What happens when we group records in this database by some key? For example, consider the following query fragment:

SELECT ... FROM T GROUP BY LEFT(T.name, 1)

In this query we use as the key for grouping the function LEFT(T.name, 1), which returns the first character of the name in each row.

So the first step is to evaluate this key function for each row:

NameAgeKey
Billy28B
Barbara36B
John12J

For the first 2 rows the grouping key is B, and for the last row the key is J.

The next step is to form groups: for each key the group is composed from all rows that have that key. So for our original table we have two groups. The B group is a table:

NameAge
Billy28
Barbara36

And the J group is another table:

NameAge
John12

These two tables form a partition of the original table: if we put them together (using UNION) we get the original table unchanged.

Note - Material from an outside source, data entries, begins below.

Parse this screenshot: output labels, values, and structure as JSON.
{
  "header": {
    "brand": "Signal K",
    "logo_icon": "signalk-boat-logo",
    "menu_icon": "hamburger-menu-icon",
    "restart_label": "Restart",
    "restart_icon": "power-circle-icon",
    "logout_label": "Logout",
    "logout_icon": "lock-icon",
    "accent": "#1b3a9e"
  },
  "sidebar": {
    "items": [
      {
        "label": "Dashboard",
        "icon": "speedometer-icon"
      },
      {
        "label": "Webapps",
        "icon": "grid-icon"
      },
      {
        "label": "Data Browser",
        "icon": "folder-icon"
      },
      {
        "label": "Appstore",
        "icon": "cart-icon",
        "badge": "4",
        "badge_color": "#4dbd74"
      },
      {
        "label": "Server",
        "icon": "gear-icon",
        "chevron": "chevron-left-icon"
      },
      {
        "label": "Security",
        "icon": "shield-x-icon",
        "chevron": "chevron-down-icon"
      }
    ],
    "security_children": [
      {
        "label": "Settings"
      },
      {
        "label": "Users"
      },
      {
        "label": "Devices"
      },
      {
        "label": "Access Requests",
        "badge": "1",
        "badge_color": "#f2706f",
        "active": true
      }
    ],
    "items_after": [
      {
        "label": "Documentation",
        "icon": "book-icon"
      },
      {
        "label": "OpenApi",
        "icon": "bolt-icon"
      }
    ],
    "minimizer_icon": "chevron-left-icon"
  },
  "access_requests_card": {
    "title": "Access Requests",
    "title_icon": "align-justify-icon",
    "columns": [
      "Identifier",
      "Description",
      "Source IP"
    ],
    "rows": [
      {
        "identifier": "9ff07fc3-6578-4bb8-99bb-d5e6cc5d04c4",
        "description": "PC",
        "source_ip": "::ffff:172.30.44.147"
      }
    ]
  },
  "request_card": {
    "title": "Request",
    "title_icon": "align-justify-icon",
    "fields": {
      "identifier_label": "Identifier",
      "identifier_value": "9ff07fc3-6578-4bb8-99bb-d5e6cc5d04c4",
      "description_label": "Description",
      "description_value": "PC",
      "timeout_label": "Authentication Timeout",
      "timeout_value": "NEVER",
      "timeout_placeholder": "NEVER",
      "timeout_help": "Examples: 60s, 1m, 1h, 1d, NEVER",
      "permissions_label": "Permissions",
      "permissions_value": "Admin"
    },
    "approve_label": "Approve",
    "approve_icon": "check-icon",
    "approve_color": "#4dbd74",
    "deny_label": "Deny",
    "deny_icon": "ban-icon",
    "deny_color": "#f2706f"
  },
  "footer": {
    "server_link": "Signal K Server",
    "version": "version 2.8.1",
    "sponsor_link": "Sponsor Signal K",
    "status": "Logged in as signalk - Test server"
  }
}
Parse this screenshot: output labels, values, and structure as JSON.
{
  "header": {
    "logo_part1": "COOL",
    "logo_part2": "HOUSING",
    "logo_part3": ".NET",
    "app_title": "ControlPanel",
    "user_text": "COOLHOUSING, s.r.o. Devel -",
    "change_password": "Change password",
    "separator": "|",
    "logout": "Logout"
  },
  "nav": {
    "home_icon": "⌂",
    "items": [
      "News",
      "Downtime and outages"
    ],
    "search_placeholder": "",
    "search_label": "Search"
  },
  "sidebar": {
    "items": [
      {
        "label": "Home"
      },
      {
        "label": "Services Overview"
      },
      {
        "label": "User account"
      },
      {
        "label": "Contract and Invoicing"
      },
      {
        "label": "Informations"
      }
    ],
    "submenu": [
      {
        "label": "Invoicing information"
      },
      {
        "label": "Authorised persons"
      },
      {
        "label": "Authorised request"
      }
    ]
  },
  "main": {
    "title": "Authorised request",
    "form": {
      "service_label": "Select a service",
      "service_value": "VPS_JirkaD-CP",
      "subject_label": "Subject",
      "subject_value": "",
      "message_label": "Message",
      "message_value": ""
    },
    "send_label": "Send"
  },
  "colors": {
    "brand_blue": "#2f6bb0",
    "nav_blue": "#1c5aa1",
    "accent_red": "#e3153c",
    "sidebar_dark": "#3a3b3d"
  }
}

These observations suggest a Java data structure for representing these groups: a Map<K, Z>, where K is the type of the keys, and Z is a... table (just a Z-set, really). We call these structures "indexed Z-sets", because they do work like traditional database indexes: given a value for the key, they immediately allow us to retrieve all the records with the corresponding key. The following diagram shows the indexed Z-set constructed for our example table and group key:

An indexed Z-set

And here is the Java data structure:

public class IndexedZSet<Key, Value, Weight> {
final WeightType<Weight> weightType;
final Map<Key, ZSet<Value, Weight>> index;

public IndexedZSet(WeightType<Weight> weightType) {
index = new HashMap<>();
this.weightType = weightType;
}

public void append(Key key, Value value, Weight weight) {
ZSet<Value, Weight> zset = this.index.getOrDefault(
key, new ZSet<>(this.weightType));
if (zset.isEmpty())
this.index.put(key, zset);
zset.append(value, weight);
if (zset.isEmpty())
this.index.remove(key);
}

public int groupCount() {
return this.index.size();
}
}

Remember to implement proper equals and hashCode methods for the Key type that you use!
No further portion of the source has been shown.